Она показалась на пороге.

То же серое гимназическое платье с форменным передником; в черной косе та же алая измятая лента. Руки, по привычке, опущены беспомощно вдаль бедер. На свежих щеках Зины таял легкий румянец; она улыбалась. С обычной лукавой ласковостью смотрели на меня милые глаза.

Я был не столько взволнован, сколько изумлен. Молча глядели мы друг на друга.

Джек звякнул ошейником; легко стуча когтями, вбежал в столовую и уткнулся мне в колени. Я все еще вытягивал голову, засматривая в черную пасть гостиной, но в разверстых ее дверях уже не было никого. После Зины в воздухе остался лишь едва уловимый аромат любимых ею фиалок. Молча сидел я, лаская Джека, и не чувствовал никакой тревоги. Только прежняя мутная усталость мгновенно вернулась ко мне и разрешилась, наконец, удручающей слабостью и сном.

Следующий день я провел в бесцельных прогулках. Долго скитался я по мерзлым улицам и снежным бульварам, с чувством неодолимой скуки присаживаясь на занесенные снегом скамьи и слушая морозное карканье ворон. Ночью мне не спалось. Мыши скреблись безустанно, капли надоедливо-ровно падали в умывальник, Джек возился на полу, поминутно шурша хвостом. Видя, что уснуть не удается, я встал, зажег свечу и, одевшись, вышел на улицу.

Под матовым сияньем зимней луны снег отсвечивал голубоватым фарфором. Тротуары слабо искрились под лучами вздрагивавших фонарей, оцепенелые улицы пустынно дремали. Я шел, минуя один переулок за другим, и незаметно очутился на краю города. Дальше, за площадью, начинало угрюмо серебриться необозримое пустое поле.
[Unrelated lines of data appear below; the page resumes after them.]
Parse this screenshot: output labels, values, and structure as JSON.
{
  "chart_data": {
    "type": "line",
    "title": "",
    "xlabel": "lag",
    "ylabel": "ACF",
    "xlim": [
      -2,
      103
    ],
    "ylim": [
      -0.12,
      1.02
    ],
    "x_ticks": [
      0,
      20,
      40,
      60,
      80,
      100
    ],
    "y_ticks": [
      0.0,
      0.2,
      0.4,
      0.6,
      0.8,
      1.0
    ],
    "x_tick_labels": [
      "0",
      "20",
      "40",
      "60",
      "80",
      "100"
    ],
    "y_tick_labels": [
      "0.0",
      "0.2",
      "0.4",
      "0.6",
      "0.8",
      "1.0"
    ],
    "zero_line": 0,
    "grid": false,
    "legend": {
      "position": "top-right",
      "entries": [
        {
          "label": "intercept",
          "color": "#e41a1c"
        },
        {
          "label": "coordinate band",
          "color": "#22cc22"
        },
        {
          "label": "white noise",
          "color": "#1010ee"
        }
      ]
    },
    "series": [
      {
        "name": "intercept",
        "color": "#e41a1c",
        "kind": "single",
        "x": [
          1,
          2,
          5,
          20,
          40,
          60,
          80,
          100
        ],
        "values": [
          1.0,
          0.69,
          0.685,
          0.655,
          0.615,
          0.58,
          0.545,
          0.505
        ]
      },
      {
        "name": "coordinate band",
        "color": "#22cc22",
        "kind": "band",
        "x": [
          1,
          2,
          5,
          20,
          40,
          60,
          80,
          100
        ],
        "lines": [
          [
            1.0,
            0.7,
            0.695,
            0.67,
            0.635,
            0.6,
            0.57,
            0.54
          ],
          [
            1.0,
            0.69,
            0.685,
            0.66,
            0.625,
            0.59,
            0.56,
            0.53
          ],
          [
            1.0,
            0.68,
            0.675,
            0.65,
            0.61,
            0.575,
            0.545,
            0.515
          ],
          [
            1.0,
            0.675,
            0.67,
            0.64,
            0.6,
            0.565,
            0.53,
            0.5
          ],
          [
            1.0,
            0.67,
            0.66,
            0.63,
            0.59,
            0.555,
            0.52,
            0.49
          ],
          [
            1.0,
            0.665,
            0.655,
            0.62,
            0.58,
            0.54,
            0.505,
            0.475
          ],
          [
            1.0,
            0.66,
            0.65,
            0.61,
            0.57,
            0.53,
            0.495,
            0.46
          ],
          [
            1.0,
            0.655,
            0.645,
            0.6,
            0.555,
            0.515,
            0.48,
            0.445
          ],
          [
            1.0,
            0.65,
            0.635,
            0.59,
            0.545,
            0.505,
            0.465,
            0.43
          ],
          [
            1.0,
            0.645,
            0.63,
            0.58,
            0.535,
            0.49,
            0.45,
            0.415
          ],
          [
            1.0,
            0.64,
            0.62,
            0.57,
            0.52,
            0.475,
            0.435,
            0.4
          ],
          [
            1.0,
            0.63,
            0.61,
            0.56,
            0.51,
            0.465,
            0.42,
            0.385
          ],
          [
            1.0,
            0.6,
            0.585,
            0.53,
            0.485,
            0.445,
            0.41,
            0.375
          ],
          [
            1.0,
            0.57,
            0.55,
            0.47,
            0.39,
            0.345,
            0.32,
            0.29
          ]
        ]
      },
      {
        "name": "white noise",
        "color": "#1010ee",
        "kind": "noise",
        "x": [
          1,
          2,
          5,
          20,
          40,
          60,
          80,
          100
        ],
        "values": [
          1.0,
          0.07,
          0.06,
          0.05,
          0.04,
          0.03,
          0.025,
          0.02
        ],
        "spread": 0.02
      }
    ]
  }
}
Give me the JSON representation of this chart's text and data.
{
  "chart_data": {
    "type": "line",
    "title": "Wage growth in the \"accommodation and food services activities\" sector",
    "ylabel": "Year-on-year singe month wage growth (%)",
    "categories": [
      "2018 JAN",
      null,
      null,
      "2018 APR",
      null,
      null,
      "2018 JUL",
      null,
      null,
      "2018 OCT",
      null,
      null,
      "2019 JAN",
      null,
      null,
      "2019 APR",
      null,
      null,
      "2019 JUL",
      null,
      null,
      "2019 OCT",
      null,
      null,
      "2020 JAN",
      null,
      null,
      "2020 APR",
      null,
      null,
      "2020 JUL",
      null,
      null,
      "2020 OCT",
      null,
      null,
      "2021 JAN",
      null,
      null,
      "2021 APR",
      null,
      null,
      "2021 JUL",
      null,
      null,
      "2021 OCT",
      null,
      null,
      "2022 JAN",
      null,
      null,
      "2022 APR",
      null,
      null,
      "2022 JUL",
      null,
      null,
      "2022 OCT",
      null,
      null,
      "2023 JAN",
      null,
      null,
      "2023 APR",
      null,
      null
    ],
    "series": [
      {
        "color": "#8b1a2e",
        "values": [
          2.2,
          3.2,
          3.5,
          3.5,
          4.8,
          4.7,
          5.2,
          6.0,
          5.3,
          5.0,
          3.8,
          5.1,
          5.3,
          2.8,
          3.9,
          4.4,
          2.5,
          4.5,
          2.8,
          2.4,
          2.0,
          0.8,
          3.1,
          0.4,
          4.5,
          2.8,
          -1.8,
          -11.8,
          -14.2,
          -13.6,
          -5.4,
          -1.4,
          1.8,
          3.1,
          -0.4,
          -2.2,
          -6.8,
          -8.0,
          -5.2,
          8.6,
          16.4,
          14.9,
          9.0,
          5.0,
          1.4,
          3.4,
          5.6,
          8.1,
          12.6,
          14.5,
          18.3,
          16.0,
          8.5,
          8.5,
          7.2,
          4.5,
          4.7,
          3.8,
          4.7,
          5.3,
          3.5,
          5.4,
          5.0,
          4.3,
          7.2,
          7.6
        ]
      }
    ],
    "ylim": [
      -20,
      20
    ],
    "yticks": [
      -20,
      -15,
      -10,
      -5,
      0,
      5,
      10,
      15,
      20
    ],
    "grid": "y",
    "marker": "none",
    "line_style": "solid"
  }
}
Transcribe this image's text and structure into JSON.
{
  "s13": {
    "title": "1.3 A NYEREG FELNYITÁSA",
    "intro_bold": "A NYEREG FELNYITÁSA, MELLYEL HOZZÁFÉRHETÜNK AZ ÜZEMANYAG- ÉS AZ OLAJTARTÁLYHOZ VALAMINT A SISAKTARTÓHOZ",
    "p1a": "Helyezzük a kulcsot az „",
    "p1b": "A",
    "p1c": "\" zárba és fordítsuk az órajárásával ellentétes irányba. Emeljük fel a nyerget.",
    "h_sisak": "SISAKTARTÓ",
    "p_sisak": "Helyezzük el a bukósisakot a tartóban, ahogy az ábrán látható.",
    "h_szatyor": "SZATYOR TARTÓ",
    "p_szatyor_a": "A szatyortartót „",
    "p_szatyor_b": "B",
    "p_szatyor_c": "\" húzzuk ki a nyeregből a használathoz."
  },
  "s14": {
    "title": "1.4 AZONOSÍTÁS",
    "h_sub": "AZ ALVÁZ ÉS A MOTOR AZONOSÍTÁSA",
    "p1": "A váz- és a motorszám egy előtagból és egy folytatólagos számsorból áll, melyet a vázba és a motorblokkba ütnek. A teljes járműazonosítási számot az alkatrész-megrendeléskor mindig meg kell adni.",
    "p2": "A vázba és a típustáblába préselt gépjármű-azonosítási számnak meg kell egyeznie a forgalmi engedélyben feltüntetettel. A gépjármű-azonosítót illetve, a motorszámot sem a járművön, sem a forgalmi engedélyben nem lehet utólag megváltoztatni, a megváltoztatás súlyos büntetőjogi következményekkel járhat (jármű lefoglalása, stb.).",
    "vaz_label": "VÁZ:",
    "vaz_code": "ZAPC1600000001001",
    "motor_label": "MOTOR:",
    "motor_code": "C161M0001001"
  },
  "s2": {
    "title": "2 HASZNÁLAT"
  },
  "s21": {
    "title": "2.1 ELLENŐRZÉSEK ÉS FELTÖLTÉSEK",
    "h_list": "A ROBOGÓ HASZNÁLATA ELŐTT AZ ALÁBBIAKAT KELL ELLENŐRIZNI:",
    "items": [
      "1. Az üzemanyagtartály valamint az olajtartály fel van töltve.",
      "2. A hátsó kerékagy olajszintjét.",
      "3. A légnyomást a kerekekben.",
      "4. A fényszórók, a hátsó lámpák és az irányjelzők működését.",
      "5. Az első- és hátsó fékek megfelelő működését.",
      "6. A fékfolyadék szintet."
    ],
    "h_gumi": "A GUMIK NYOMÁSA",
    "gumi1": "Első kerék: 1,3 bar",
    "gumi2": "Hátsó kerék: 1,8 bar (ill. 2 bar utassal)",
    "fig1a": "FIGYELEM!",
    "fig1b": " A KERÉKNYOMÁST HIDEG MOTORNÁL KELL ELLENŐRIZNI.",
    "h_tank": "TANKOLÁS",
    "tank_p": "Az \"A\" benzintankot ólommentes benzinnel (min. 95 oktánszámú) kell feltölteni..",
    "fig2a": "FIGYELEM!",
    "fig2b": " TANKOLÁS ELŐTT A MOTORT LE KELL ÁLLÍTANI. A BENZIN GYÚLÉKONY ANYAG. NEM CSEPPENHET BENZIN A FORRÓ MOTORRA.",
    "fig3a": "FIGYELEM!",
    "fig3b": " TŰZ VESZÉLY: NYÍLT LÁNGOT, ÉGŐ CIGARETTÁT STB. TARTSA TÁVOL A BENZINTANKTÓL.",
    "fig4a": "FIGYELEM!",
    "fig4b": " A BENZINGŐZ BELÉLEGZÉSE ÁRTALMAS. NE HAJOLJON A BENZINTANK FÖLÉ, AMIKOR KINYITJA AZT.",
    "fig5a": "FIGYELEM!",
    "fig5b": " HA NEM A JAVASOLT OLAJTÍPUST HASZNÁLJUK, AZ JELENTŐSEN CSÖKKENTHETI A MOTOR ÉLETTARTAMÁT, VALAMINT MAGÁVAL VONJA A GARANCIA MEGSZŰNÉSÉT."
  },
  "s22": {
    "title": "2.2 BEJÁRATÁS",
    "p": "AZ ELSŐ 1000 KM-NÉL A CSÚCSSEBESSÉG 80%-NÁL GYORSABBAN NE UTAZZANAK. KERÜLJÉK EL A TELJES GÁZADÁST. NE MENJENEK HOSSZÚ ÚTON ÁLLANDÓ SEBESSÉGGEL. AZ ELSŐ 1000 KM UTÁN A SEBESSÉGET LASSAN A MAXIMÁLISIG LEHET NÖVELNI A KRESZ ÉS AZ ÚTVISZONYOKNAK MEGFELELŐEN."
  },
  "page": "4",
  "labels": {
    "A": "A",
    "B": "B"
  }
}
Перед самой заставой я остановился. На далеком белом пространстве ничего не мог заметить пристальный взгляд. Впереди гигантским сугробом высился суровый берег Волги. Так уныло мертвен и неприветлив был этот вечности подобный, пустынный вид, что у меня сжалось сердце.

Я повернул вправо и близко подошел к монастырской ограде. Из-за медных решетчатых ворог мелькнула частая сеть крестов и могильных памятников. Мрачно посмотрели на меня старинные окна храма, и жутко припомнил я монахов, спящих теперь в гробоподобных кельях, в соседстве с мертвецами. Думает ли кто из них в эту ночь о смертном часе?

Прильнув липом к ледяной решетке, я издали ясно видел могилу Зины. Над ней белел большой мраморный крест. Мне припомнилась Зина в гробу, в кисейном платьице, с белыми розами на груди. Синие пальчики сжимают образок.

Хорошо ль тебе, девица.
Так глубоко под землей?[12]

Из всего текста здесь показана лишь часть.